Obama and the Democratic Congress
I pretty much disagree with Matt Bai's article about Obama not being able to control a Democratic Congress. He writes:
If recent history is any guide, however, Obama would need more than raw numbers in his favor. Congressional majorities are, in fact, a lot like corporate profits; they exist on paper, but that doesn’t mean they’re actually there when you need them. Carter, a reformer who won in an equally anti-Republican year, inherited a 23-seat majority in the Senate and a 149-seat advantage in the House — and accomplished little. Working with a narrower majority, Clinton barely passed a budget and then failed to win approval for his health care plan before losing Congress altogether. George W. Bush saw his one-seat Senate majority disappear almost immediately when a member of his own party, Jim Jeffords, defected.

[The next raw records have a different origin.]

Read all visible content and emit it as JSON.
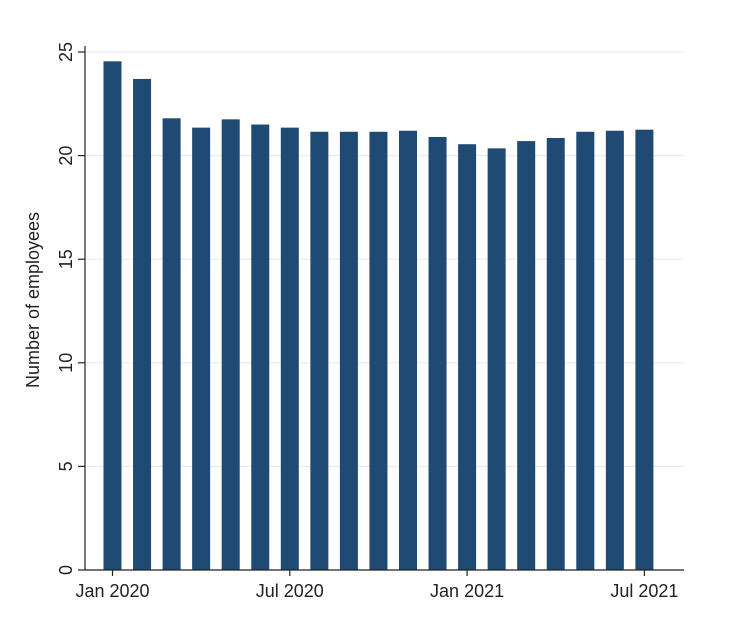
{
  "chart_data": {
    "type": "bar",
    "title": "",
    "xlabel": "",
    "ylabel": "Number of employees",
    "ylim": [
      0,
      25
    ],
    "yticks": [
      0,
      5,
      10,
      15,
      20,
      25
    ],
    "categories": [
      "2020-01",
      "2020-02",
      "2020-03",
      "2020-04",
      "2020-05",
      "2020-06",
      "2020-07",
      "2020-08",
      "2020-09",
      "2020-10",
      "2020-11",
      "2020-12",
      "2021-01",
      "2021-02",
      "2021-03",
      "2021-04",
      "2021-05",
      "2021-06",
      "2021-07"
    ],
    "values": [
      24.55,
      23.7,
      21.8,
      21.35,
      21.75,
      21.5,
      21.35,
      21.15,
      21.15,
      21.15,
      21.2,
      20.9,
      20.55,
      20.35,
      20.7,
      20.85,
      21.15,
      21.2,
      21.25
    ],
    "xtick_labels": [
      "Jan 2020",
      "Jul 2020",
      "Jan 2021",
      "Jul 2021"
    ],
    "xtick_categories": [
      "2020-01",
      "2020-07",
      "2021-01",
      "2021-07"
    ],
    "grid": true,
    "colors": {
      "bar": "#1f4a73",
      "grid": "#e6eef3",
      "axis": "#222222"
    }
  }
}
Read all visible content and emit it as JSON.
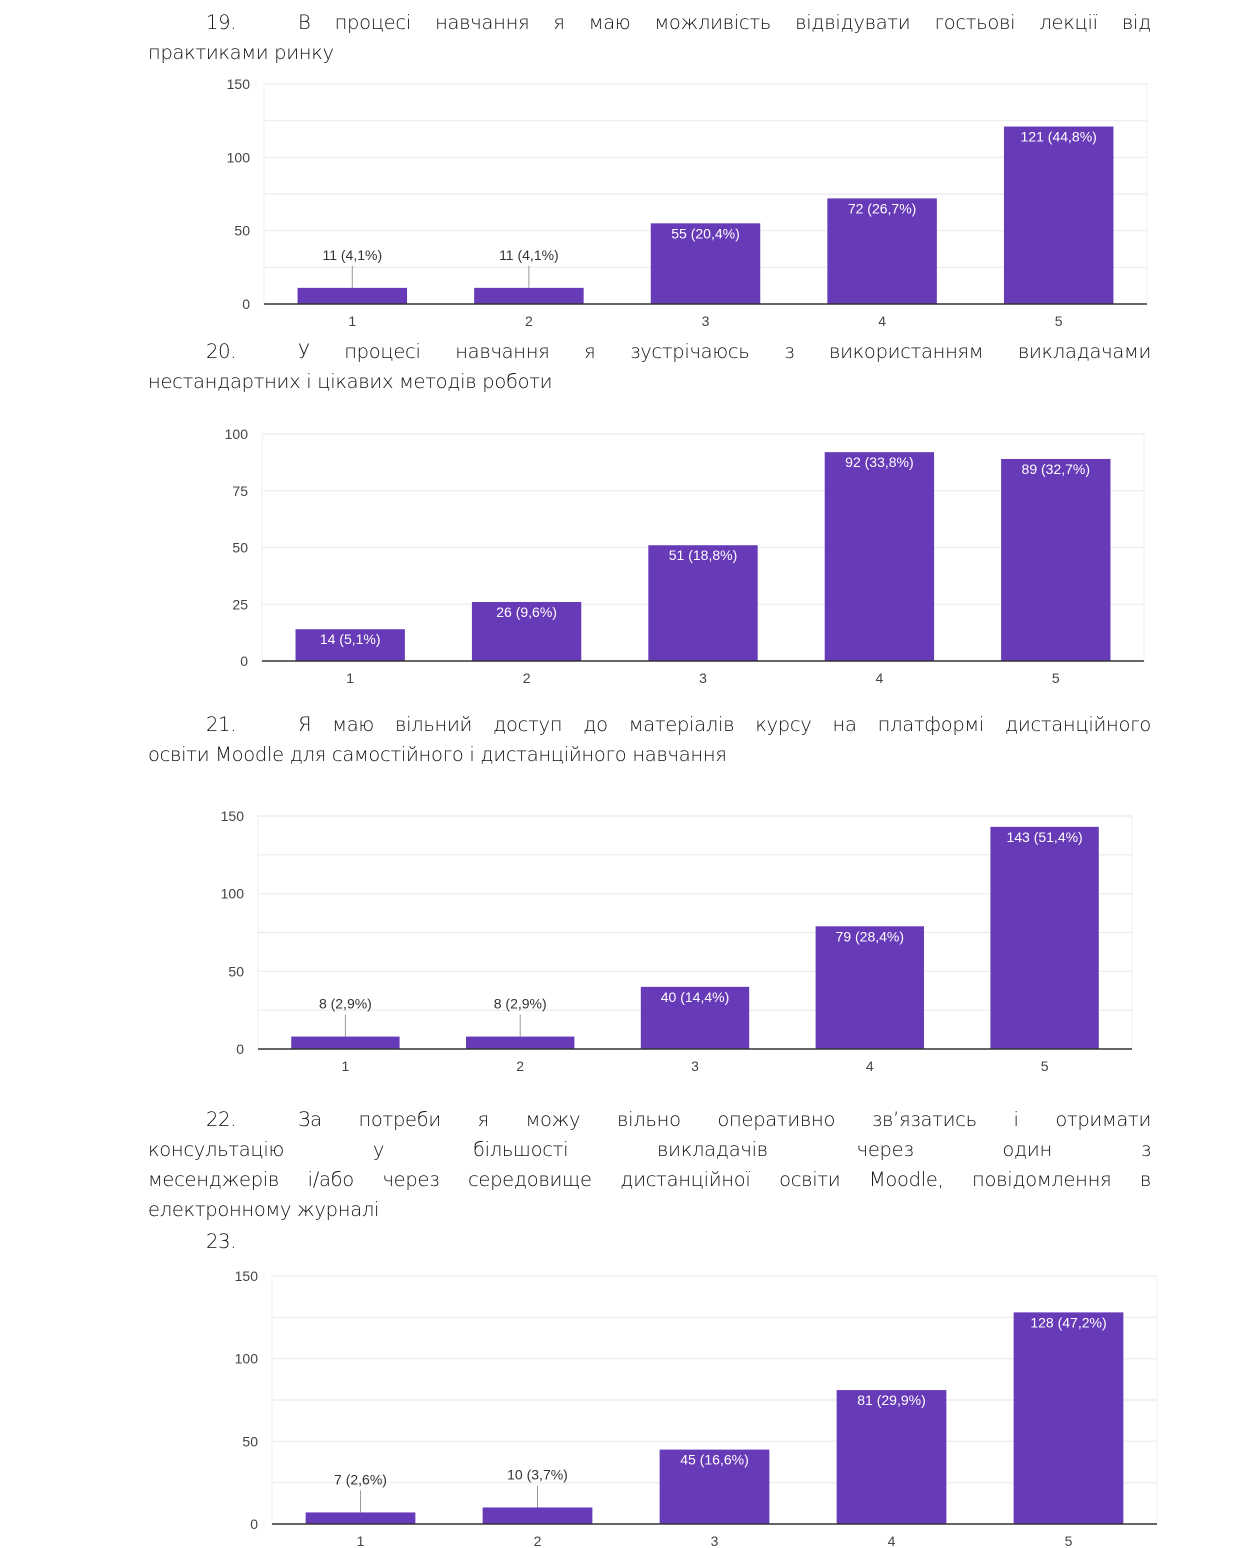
{
  "questions": [
    {
      "number": "19.",
      "text_line1": "В процесі навчання я маю можливість відвідувати гостьові лекції від",
      "text_line2": "практиками ринку"
    },
    {
      "number": "20.",
      "text_line1": "У процесі навчання я зустрічаюсь з використанням викладачами",
      "text_line2": "нестандартних і цікавих методів роботи"
    },
    {
      "number": "21.",
      "text_line1": "Я маю вільний доступ до матеріалів курсу на платформі дистанційного",
      "text_line2": "освіти Moodle для самостійного і дистанційного навчання"
    },
    {
      "number": "22.",
      "text_line1": "За потреби я можу вільно оперативно зв’язатись і отримати",
      "text_line2": "консультацію у більшості викладачів через один з",
      "text_line3": "месенджерів і/або через середовище дистанційної освіти Moodle, повідомлення в",
      "text_line4": "електронному журналі"
    },
    {
      "number": "23."
    }
  ],
  "colors": {
    "bar": "#673ab7",
    "grid": "#ebebeb",
    "axis": "#333333"
  },
  "chart_data": [
    {
      "type": "bar",
      "question": "19",
      "title": "",
      "xlabel": "",
      "ylabel": "",
      "categories": [
        "1",
        "2",
        "3",
        "4",
        "5"
      ],
      "values": [
        11,
        11,
        55,
        72,
        121
      ],
      "labels": [
        "11 (4,1%)",
        "11 (4,1%)",
        "55 (20,4%)",
        "72 (26,7%)",
        "121 (44,8%)"
      ],
      "yticks": [
        0,
        50,
        100,
        150
      ],
      "ylim": [
        0,
        150
      ],
      "minor_step": 25,
      "grid": true
    },
    {
      "type": "bar",
      "question": "20",
      "title": "",
      "xlabel": "",
      "ylabel": "",
      "categories": [
        "1",
        "2",
        "3",
        "4",
        "5"
      ],
      "values": [
        14,
        26,
        51,
        92,
        89
      ],
      "labels": [
        "14 (5,1%)",
        "26 (9,6%)",
        "51 (18,8%)",
        "92 (33,8%)",
        "89 (32,7%)"
      ],
      "yticks": [
        0,
        25,
        50,
        75,
        100
      ],
      "ylim": [
        0,
        100
      ],
      "minor_step": 25,
      "grid": true
    },
    {
      "type": "bar",
      "question": "21",
      "title": "",
      "xlabel": "",
      "ylabel": "",
      "categories": [
        "1",
        "2",
        "3",
        "4",
        "5"
      ],
      "values": [
        8,
        8,
        40,
        79,
        143
      ],
      "labels": [
        "8 (2,9%)",
        "8 (2,9%)",
        "40 (14,4%)",
        "79 (28,4%)",
        "143 (51,4%)"
      ],
      "yticks": [
        0,
        50,
        100,
        150
      ],
      "ylim": [
        0,
        150
      ],
      "minor_step": 25,
      "grid": true
    },
    {
      "type": "bar",
      "question": "22",
      "title": "",
      "xlabel": "",
      "ylabel": "",
      "categories": [
        "1",
        "2",
        "3",
        "4",
        "5"
      ],
      "values": [
        7,
        10,
        45,
        81,
        128
      ],
      "labels": [
        "7 (2,6%)",
        "10 (3,7%)",
        "45 (16,6%)",
        "81 (29,9%)",
        "128 (47,2%)"
      ],
      "yticks": [
        0,
        50,
        100,
        150
      ],
      "ylim": [
        0,
        150
      ],
      "minor_step": 25,
      "grid": true
    }
  ]
}
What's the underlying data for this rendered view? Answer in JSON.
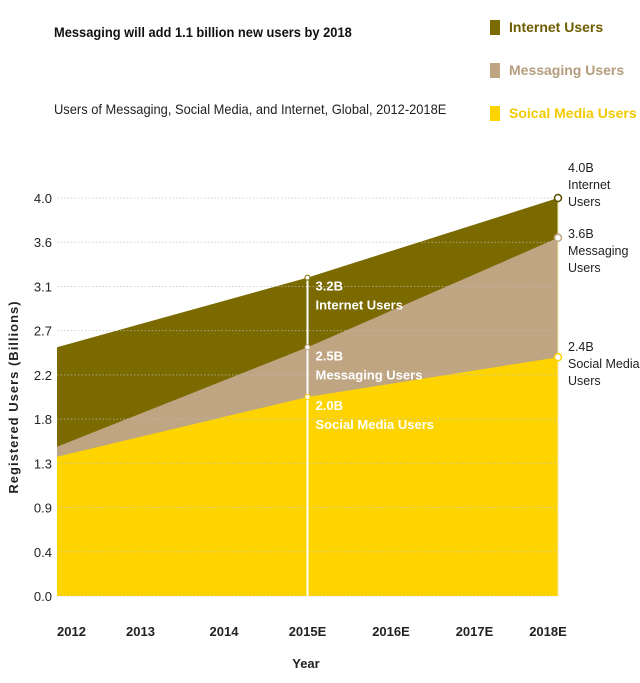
{
  "chart_data": {
    "type": "area",
    "title": "Messaging will add 1.1 billion new users by 2018",
    "subtitle": "Users of Messaging, Social Media, and Internet, Global, 2012-2018E",
    "xlabel": "Year",
    "ylabel": "Registered Users (Billions)",
    "categories": [
      "2012",
      "2013",
      "2014",
      "2015E",
      "2016E",
      "2017E",
      "2018E"
    ],
    "yticks": [
      "0.0",
      "0.4",
      "0.9",
      "1.3",
      "1.8",
      "2.2",
      "2.7",
      "3.1",
      "3.6",
      "4.0"
    ],
    "ylim": [
      0,
      4.0
    ],
    "grid": true,
    "legend_position": "top-right",
    "series": [
      {
        "name": "Internet Users",
        "color": "#7a6a00",
        "points": [
          {
            "x": "2012",
            "y": 2.5
          },
          {
            "x": "2015E",
            "y": 3.2
          },
          {
            "x": "2018E",
            "y": 4.0
          }
        ]
      },
      {
        "name": "Messaging Users",
        "color": "#bfa582",
        "points": [
          {
            "x": "2012",
            "y": 1.5
          },
          {
            "x": "2015E",
            "y": 2.5
          },
          {
            "x": "2018E",
            "y": 3.6
          }
        ]
      },
      {
        "name": "Soical Media Users",
        "color": "#fdd400",
        "points": [
          {
            "x": "2012",
            "y": 1.4
          },
          {
            "x": "2015E",
            "y": 2.0
          },
          {
            "x": "2018E",
            "y": 2.4
          }
        ]
      }
    ],
    "annotations_2015": [
      {
        "value": "3.2B",
        "text": "Internet Users"
      },
      {
        "value": "2.5B",
        "text": "Messaging Users"
      },
      {
        "value": "2.0B",
        "text": "Social Media Users"
      }
    ],
    "annotations_2018": [
      {
        "value": "4.0B",
        "lines": [
          "Internet",
          "Users"
        ]
      },
      {
        "value": "3.6B",
        "lines": [
          "Messaging",
          "Users"
        ]
      },
      {
        "value": "2.4B",
        "lines": [
          "Social Media",
          "Users"
        ]
      }
    ]
  }
}
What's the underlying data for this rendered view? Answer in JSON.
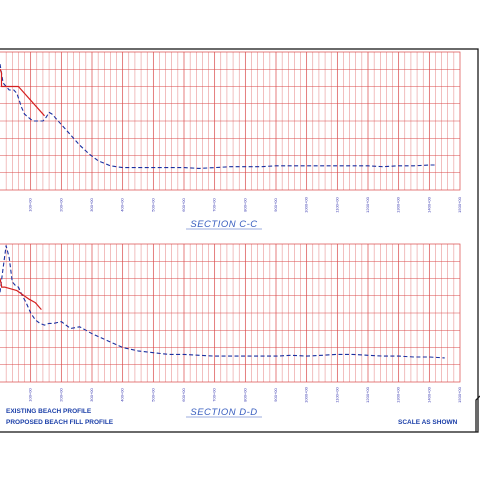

The problem for all three presidents was, in a sense, more cultural than ideological. Carter, Clinton and Bush were all former governors who had not spent enough time in Washington to take the subway without a map; they were of the same parties as their Congressional allies but not of the same club. Each arrived in Washington assuming he’d earned the right to dictate the governing agenda to his party’s leaders, and each soon learned that entrenched Congressional chairmen aren’t especially impressed by inaugural balls. Such outsider presidents tend to display a remarkable indifference to the electoral needs and insecurities that can lead legislators to abandon a president of their own party. In retrospect, for instance, it’s hard to imagine why Clinton pursued a vote on his anti-crime bill, which included new restrictions on handguns, in August 1994, just three months before a lot of Southern and Western Democrats had to face the voters in their districts. A lot of them lost at least partly as a result, and the lesson that Congressional Democrats took away was that Clinton’s vaunted political instincts didn’t extend to helping them.
That's not to say that Obama won't have problems setting the agenda. But I think the structural problem that Bai bases his history on has largely disappeared.